Turning to the PDS, the system did improve in many states (especially the poorest states) during the last few years as the National Food Security Act was rolled out. These gains, however, are in danger of being undone by the imposition of Aadhaar-based Biometric Authentication (ABBA) on the PDS. There is growing evidence that ABBA has already done much damage in Rajasthan and Jharkhand. Official data for Ranchi district, where ABBA has been compulsory for more than a year, shows that about 20 per cent of cardholders have been excluded from the PDS month after month since January. The situation is likely to be worse in other districts, where there are serious connectivity problems. In spite of these and other indications that ABBA is inappropriate technology for much of rural India, the central government continues to promote it blindly.
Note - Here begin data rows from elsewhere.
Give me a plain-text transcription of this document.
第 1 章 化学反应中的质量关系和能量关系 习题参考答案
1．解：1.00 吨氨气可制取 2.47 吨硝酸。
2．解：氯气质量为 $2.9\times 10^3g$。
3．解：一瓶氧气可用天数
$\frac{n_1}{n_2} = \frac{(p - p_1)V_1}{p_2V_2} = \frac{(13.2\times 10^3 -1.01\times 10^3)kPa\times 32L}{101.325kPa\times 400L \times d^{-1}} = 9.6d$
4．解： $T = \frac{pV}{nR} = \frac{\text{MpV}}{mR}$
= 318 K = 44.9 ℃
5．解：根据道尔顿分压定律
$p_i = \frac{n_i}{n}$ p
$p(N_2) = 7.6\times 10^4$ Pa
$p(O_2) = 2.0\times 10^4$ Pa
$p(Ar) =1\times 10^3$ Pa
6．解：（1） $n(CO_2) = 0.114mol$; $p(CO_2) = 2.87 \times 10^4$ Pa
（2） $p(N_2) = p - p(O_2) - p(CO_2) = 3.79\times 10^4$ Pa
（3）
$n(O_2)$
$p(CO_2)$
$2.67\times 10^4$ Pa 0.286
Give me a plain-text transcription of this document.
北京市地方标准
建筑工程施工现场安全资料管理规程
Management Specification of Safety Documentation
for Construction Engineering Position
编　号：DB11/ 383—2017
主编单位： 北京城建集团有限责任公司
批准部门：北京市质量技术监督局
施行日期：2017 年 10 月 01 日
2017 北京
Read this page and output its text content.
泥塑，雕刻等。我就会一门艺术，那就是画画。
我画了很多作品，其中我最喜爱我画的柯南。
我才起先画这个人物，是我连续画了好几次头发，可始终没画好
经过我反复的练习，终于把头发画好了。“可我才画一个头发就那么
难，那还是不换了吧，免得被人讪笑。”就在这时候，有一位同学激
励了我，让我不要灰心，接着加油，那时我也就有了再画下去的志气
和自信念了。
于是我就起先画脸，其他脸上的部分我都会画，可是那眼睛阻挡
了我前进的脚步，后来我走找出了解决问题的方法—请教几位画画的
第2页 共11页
As far as ICDS and midday meals are concerned, both schemes received shock treatment in the Union Budget 2015-16, in the form of severe budget cuts - 36 per cent for midday meals and more than 50 per cent for ICDS (partly reversed later on under public pressure). While the cuts were sought to be justified on the grounds that state governments were due to receive a higher share of the indivisible pool of taxes, it is a mystery why the axe fell so heavily on children. Both programmes are yet to recover from this setback. The allocation for midday meals in this year's Union Budget, Rs 10,000 crores, is still 25 per cent lower in money terms than the corresponding allocation four years ago - in real terms, the decline would be even larger.
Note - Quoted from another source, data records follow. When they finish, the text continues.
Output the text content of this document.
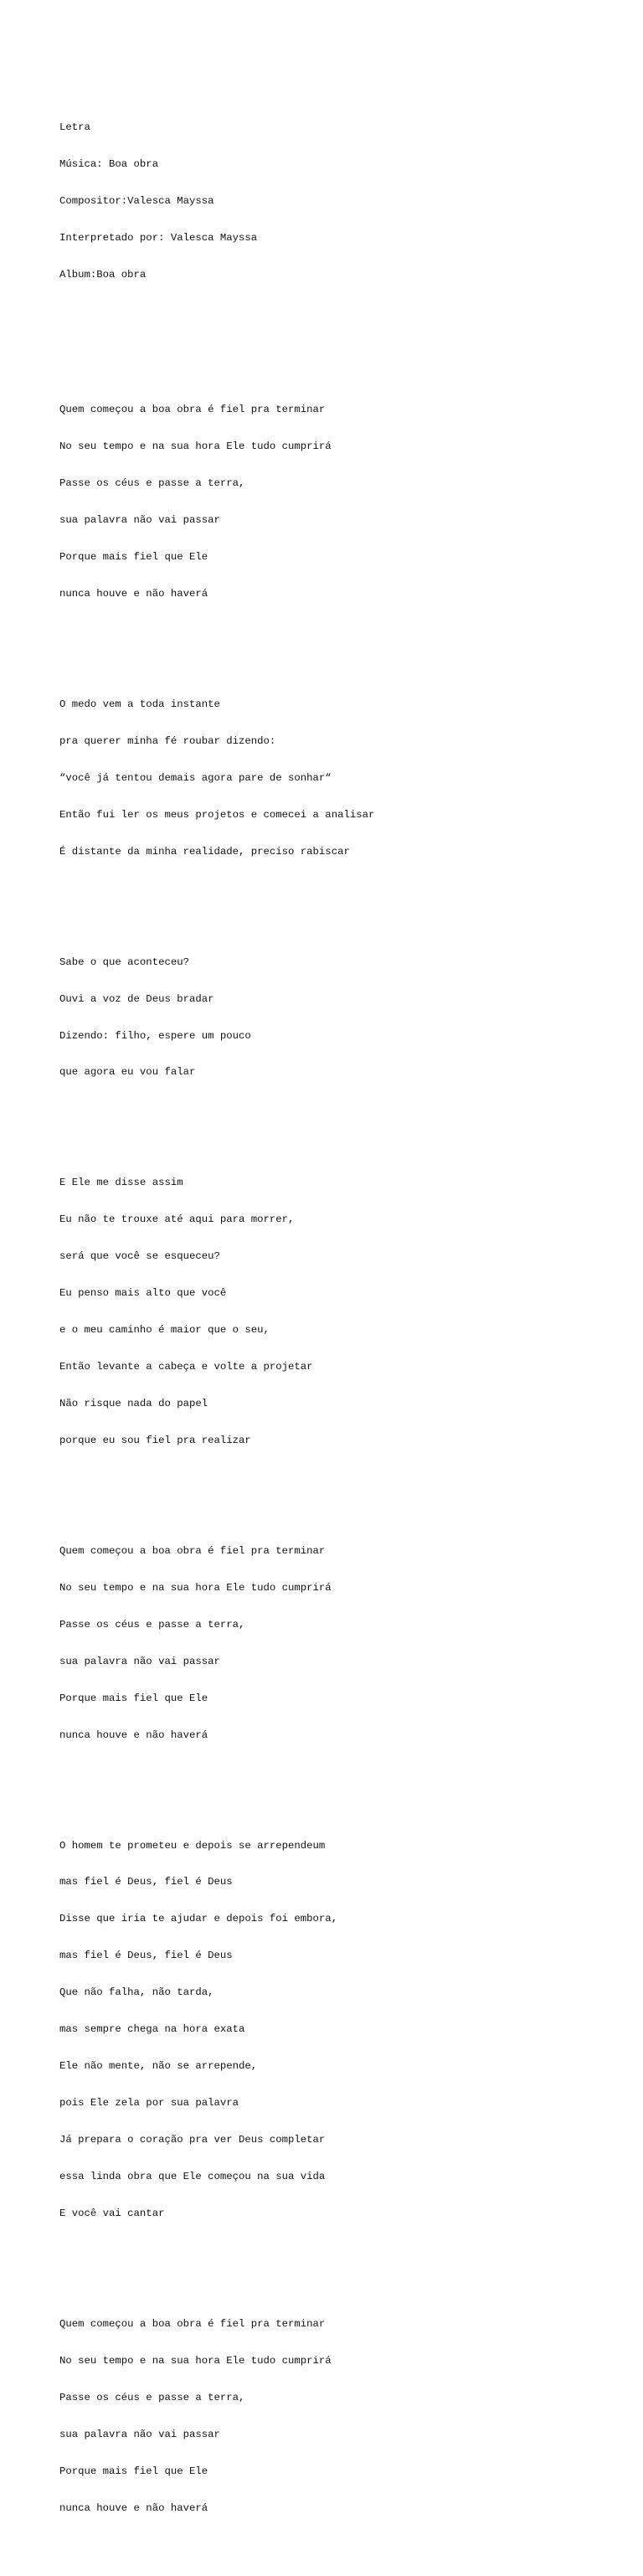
Letra

Música: Boa obra

Compositor:Valesca Mayssa

Interpretado por: Valesca Mayssa

Album:Boa obra

Quem começou a boa obra é fiel pra terminar

No seu tempo e na sua hora Ele tudo cumprirá

Passe os céus e passe a terra,

sua palavra não vai passar

Porque mais fiel que Ele

nunca houve e não haverá

O medo vem a toda instante

pra querer minha fé roubar dizendo:

“você já tentou demais agora pare de sonhar“

Então fui ler os meus projetos e comecei a analisar

É distante da minha realidade, preciso rabiscar

Sabe o que aconteceu?

Ouvi a voz de Deus bradar

Dizendo: filho, espere um pouco

que agora eu vou falar

E Ele me disse assim

Eu não te trouxe até aqui para morrer,

será que você se esqueceu?

Eu penso mais alto que você

e o meu caminho é maior que o seu,

Então levante a cabeça e volte a projetar

Não risque nada do papel

porque eu sou fiel pra realizar

Quem começou a boa obra é fiel pra terminar

No seu tempo e na sua hora Ele tudo cumprirá

Passe os céus e passe a terra,

sua palavra não vai passar

Porque mais fiel que Ele

nunca houve e não haverá

O homem te prometeu e depois se arrependeum

mas fiel é Deus, fiel é Deus

Disse que iria te ajudar e depois foi embora,

mas fiel é Deus, fiel é Deus

Que não falha, não tarda,

mas sempre chega na hora exata

Ele não mente, não se arrepende,

pois Ele zela por sua palavra

Já prepara o coração pra ver Deus completar

essa linda obra que Ele começou na sua vida

E você vai cantar

Quem começou a boa obra é fiel pra terminar

No seu tempo e na sua hora Ele tudo cumprirá

Passe os céus e passe a terra,

sua palavra não vai passar

Porque mais fiel que Ele

nunca houve e não haverá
Last but not least, the central government is undermining social security pensions for widows, the elderly and disabled persons. The central contribution to old-age pensions has stagnated at an abysmal Rs 200 per month since 2006, even as the salaries and pensions of government employees went up by leaps and bounds. Instead of expanding non-contributory pension programmes, which are of great value to some of India's most vulnerable groups, the central government is promoting contributory programmes such as the Atal Pension Yojana (APY). The modalities of this programme are of little use to destitute widows or elderly couples, who have shown little interest in it.

This brief overview would be incomplete without a few words about maternity entitlements. All Indian women (except those covered by maternity benefits in the formal sector) have been entitled to maternity benefits of Rs 6,000 per child since 2013 under the National Food Security Act. This legal right has been brazenly violated by the central government for more than four years. This year, the Union Budget finally made a modest allocation of Rs 2,700 crores for maternity benefits. State governments were also told, at a consultation held on February 22, 2017, that arrangements would be made for maternity benefits to be paid with retrospective effect from January 1, 2017. But none of this has happened so far. In an affidavit submitted to the Supreme Court on April 2, 2017, the Ministry of Women and Child Development made the lame statement that "the implementation guidelines are being drafted". More recently, the central government instructed the state governments to restrict maternity benefits to one child per woman, showing once again its disregard for the law.

The silver lining is that there is no sign of a similar abdication at the state level - at least not yet. In fact, the slow but steady trend towards more active social policies has continued in many states during the last three years. However, there is a danger that the centre's indifference (if not hostility) towards social policy will soon percolate to some state governments as well. This prospect is no less worrying than the slowing down of economic growth, considering the vital role that social support plays in the lives of the poor.

(The author is Visiting Professor at the Department of Economics, Ranchi University.)